LOST YOUTH: TEENAGE SEX TRADE

Investigation heralds new era in prostitution fight

FBI increasing resources in bid to cut off supply lines

3/19/2006
BY ROBIN ERB
AND ROBERTA DE BOER
BLADE STAFF WRITERS
April McSwain was 14 when she got involved in prostitution in Harrisburg, Pa. Five days after arriving, she was arrested.
April McSwain was 14 when she got involved in prostitution in Harrisburg, Pa. Five days after arriving, she was arrested.

April McSwain was a 14-year-old Bowsher High School freshman when she stepped off the Greyhound bus in Harrisburg, Pa.

The man who would become her pimp was waiting for her. She was on her first "date" within hours: "I don't really remember being scared."

Five days later, she was arrested. When authorities found out her true age, they put her on a plane home.

That was 1995.

LOST YOUTH: TEENAGE SEX TRADE

A decade later, a federal prosecutor called Harrisburg the nation's most lucrative destination for prostitutes and pimps -- and Toledo had the market cornered.

Ms. McSwain initially spoke to The Blade on the condition that her real name not be used. She has since consented to be identified.

Ms. McSwain said she long ago left "the game." But had she stepped off the bus there recently, she might have discovered what others have learned: Don't count on prostitution to be dismissed as a mere nuisance.

It's a criminal enterprise.

"It's organized crime. You say [just] a bunch of pimps and prostitutes, but when you string the threads of the rope together, what we end up with in many of these cases is organized crime," said Chip Burrus, the FBI's acting assistant director of the criminal investigations division.

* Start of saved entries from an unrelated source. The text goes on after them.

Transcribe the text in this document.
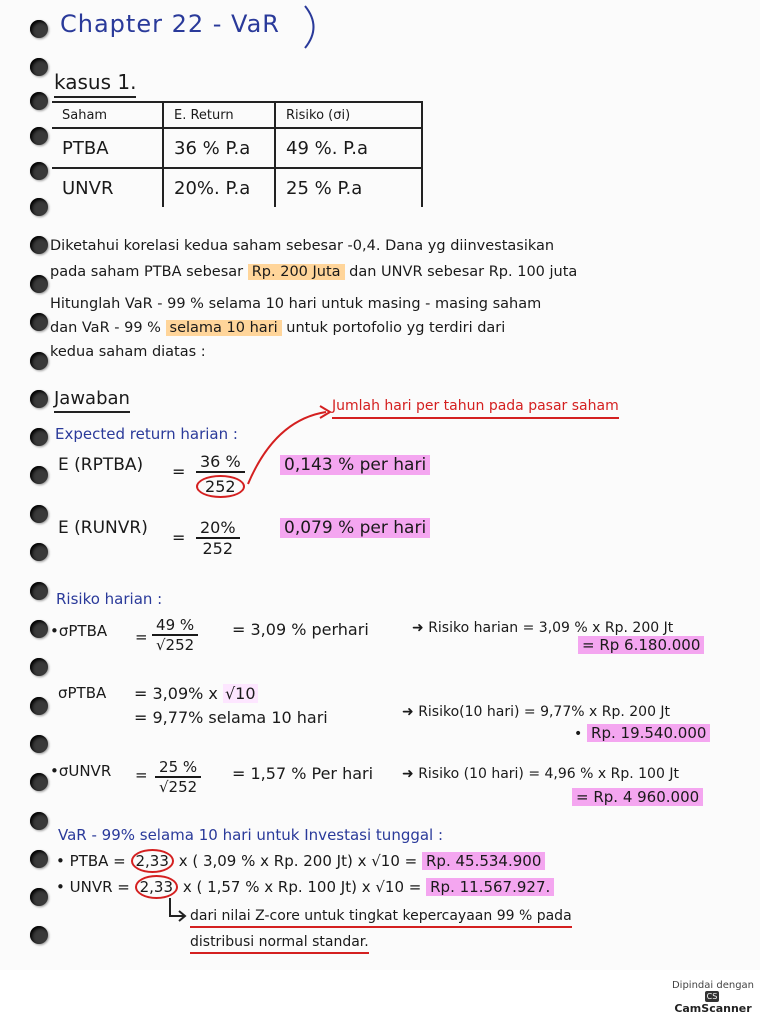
Chapter 22 - VaR
kasus 1.
Saham	E. Return	Risiko (σi)
PTBA	36 % P.a	49 %. P.a
UNVR	20%. P.a	25 % P.a
Diketahui korelasi kedua saham sebesar -0,4. Dana yg diinvestasikan
pada saham PTBA sebesar Rp. 200 Juta dan UNVR sebesar Rp. 100 juta
Hitunglah VaR - 99 % selama 10 hari untuk masing - masing saham
dan VaR - 99 % selama 10 hari untuk portofolio yg terdiri dari
kedua saham diatas :
Jawaban	Jumlah hari per tahun pada pasar saham
Expected return harian :
E (RPTBA) = $\frac{36 \%}{252} 0,143$ % per hari
E (RUNVR) = $\frac{20\%}{252}$	0,079 % per hari
Risiko harian :
•σPTBA = $\frac{49 \%}{√252} = 3,09$ % perhari	➜ Risiko harian = 3,09 % x Rp. 200 Jt
= Rp 6.180.000
σPTBA = 3,09% x √10
= 9,77% selama 10 hari	➜ Risiko(10 hari) = 9,77% x Rp. 200 Jt
• Rp. 19.540.000
•σUNVR = $\frac{25 \%}{√252} = 1,57$ % Per hari ➜ Risiko (10 hari) = 4,96 % x Rp. 100 Jt
= Rp. 4 960.000
VaR - 99% selama 10 hari untuk Investasi tunggal :
• PTBA = 2,33 x ( 3,09 % x Rp. 200 Jt) x √10 = Rp. 45.534.900
• UNVR = 2,33 x ( 1,57 % x Rp. 100 Jt) x √10 = Rp. 11.567.927.
dari nilai Z-core untuk tingkat kepercayaan 99 % pada
distribusi normal standar.
Dipindai dengan
CSCamScanner
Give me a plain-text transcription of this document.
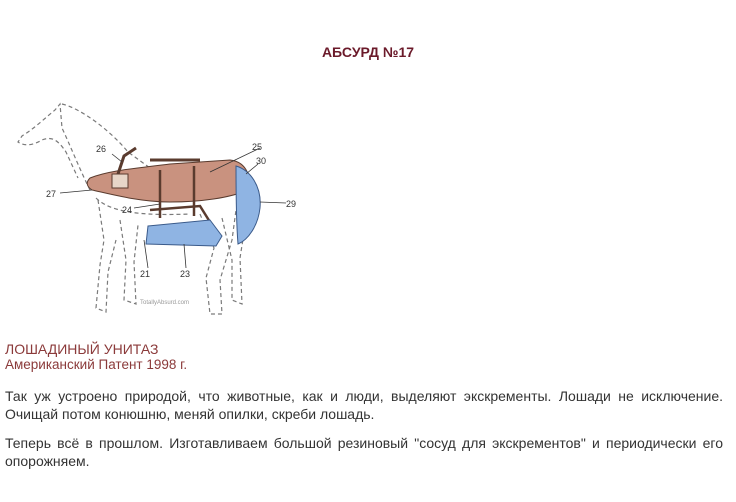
АБСУРД №17
25
26
30
27
29
24
21	23
TotallyAbsurd.com
ЛОШАДИНЫЙ УНИТАЗ
Американский Патент 1998 г.

Так уж устроено природой, что животные, как и люди, выделяют экскременты. Лошади не исключение. Очищай потом конюшню, меняй опилки, скреби лошадь.

Теперь всё в прошлом. Изготавливаем большой резиновый "сосуд для экскрементов" и периодически его опорожняем.
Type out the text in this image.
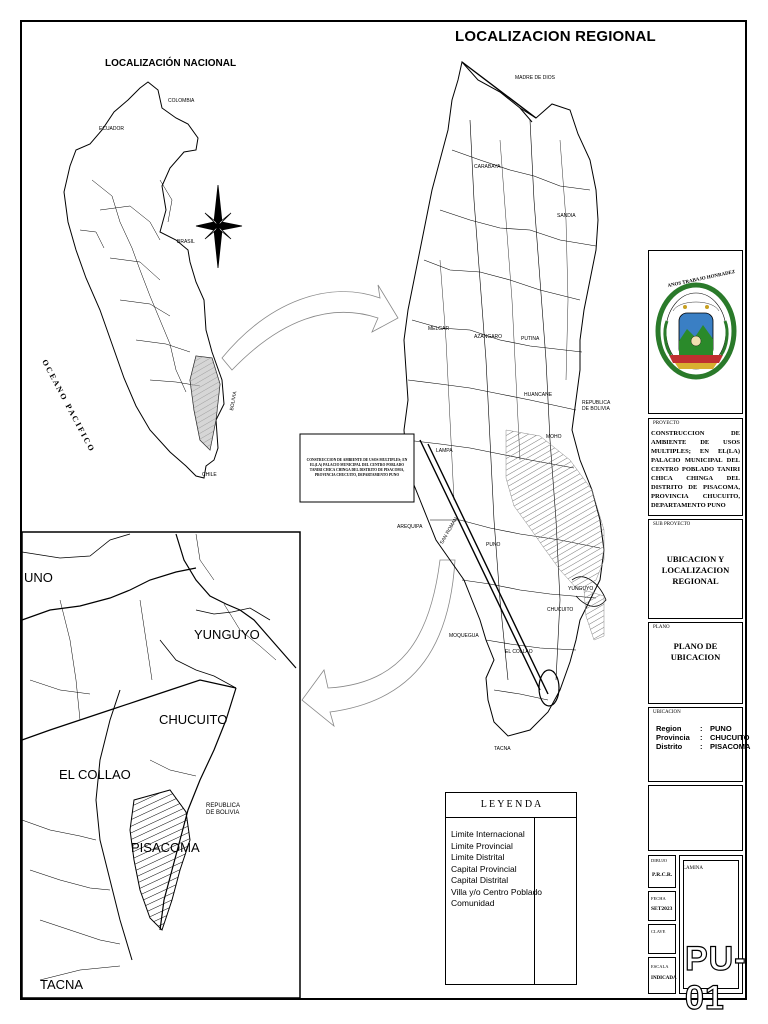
LOCALIZACION REGIONAL
LOCALIZACIÓN NACIONAL
COLOMBIA
ECUADOR
BRASIL
BOLIVIA
CHILE
O C E A N O   P A C I F I C O
MADRE DE DIOS
REPUBLICA DE BOLIVIA
AREQUIPA
MOQUEGUA
TACNA
CARABAYA
SANDIA
MELGAR
AZANGARO	PUTINA
HUANCANE
MOHO
LAMPA
SAN ROMAN	PUNO
YUNGUYO
CHUCUITO
EL COLLAO
CONSTRUCCION DE AMBIENTE DE USOS MULTIPLES; EN EL(LA) PALACIO MUNICIPAL DEL CENTRO POBLADO TANIRI CHICA CHINGA DEL DISTRITO DE PISACOMA, PROVINCIA CHUCUITO, DEPARTAMENTO PUNO
UNO
YUNGUYO
CHUCUITO
EL COLLAO
REPUBLICA DE BOLIVIA
PISACOMA
TACNA
ANOS TRABAJO HONRADEZ
PROYECTO
CONSTRUCCION DE AMBIENTE DE USOS MULTIPLES; EN EL(LA) PALACIO MUNICIPAL DEL CENTRO POBLADO TANIRI CHICA CHINGA DEL DISTRITO DE PISACOMA, PROVINCIA CHUCUITO, DEPARTAMENTO PUNO
SUB PROYECTO
UBICACION Y LOCALIZACION REGIONAL
PLANO
PLANO DE UBICACION
UBICACION
Region	:	PUNO
Provincia	:	CHUCUITO
Distrito	:	PISACOMA
DIBUJO
P.R.C.R.
FECHA
SET2023
CLAVE
ESCALA
INDICADA
LAMINA
PU-01
L E Y E N D A
Limite Internacional
Limite Provincial
Limite Distrital
Capital Provincial
Capital Distrital
Villa y/o Centro Poblado
Comunidad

"We're not just sweeping the individual pimp out of the way. The idea is to get the criminal enterprise behind the organization," he added.

Indictments unsealed late last year as part of "Innocence Lost," a nationwide federal crackdown on underage prostitution, herald a new approach to fighting the commercial sexual exploitation of teens.

These days, pimping minors can mean life behind bars.

The ongoing investigation means the FBI takes teen prostitution as seriously as other illegal, high-profile activities.

Gordon Zubrod, an assistant U.S. attorney in Harrisburg assigned to the case, typically prosecutes organized crime, political corruption, and international money laundering.

"I knew nothing about [prostitution]," he said, but as the investigation grew, he concluded it was "just like an organized crime case -- different product, but follow the money."

It's not easy.

In a Pennsylvania state trooper barracks barely one mile away from one of the prostitutes' favorite truck stops, Trooper David Olweiler began collecting booking photos in a three-ring binder. It was his way to get answers to an increasingly frequent question: "Didn't we arrest this girl before?"

Before long, Trooper Olweiler said, "we had basically reached out to the feds for help [because] we were limited to what we could do."

So everyone sat down together: FBI and IRS agents, state police, U.S. postal inspectors, and federal prosecutors. They tapped phones, traced thousands of dollars in wire transfers, and grilled the women again and again.

Pulling all the information together was Jamie Konstas.

An intelligence analyst for the FBI, she is assigned to work from the National Center for Missing and Exploited Children. In her cubicle in the suburban Washington office, her wedding photos hang alongside framed booking mug shots of pimps.

The FBI's goal, she said, "is to disrupt and dismantle the [prostitution] organization."

With a keyboard and mouse, Ms. Konstas has spent nearly two years keeping track of an ever-growing database of young prostitutes. She now knows more about some of these girls than their parents ever have - or will.

The investigation continues.

In 2005, the FBI hired 16 new agents, assigned exclusively to Innocence Lost. Another six are being added this year.

Cleveland, Mr. Burrus said, will see two new agents assigned to Innocence Lost - the greatest increase of any FBI field office.

"The only way you're going to take [underage prostitution] out in the long term is to eliminate the supply," he said, "but in the interim, you have to eliminate the enterprises that are doing this."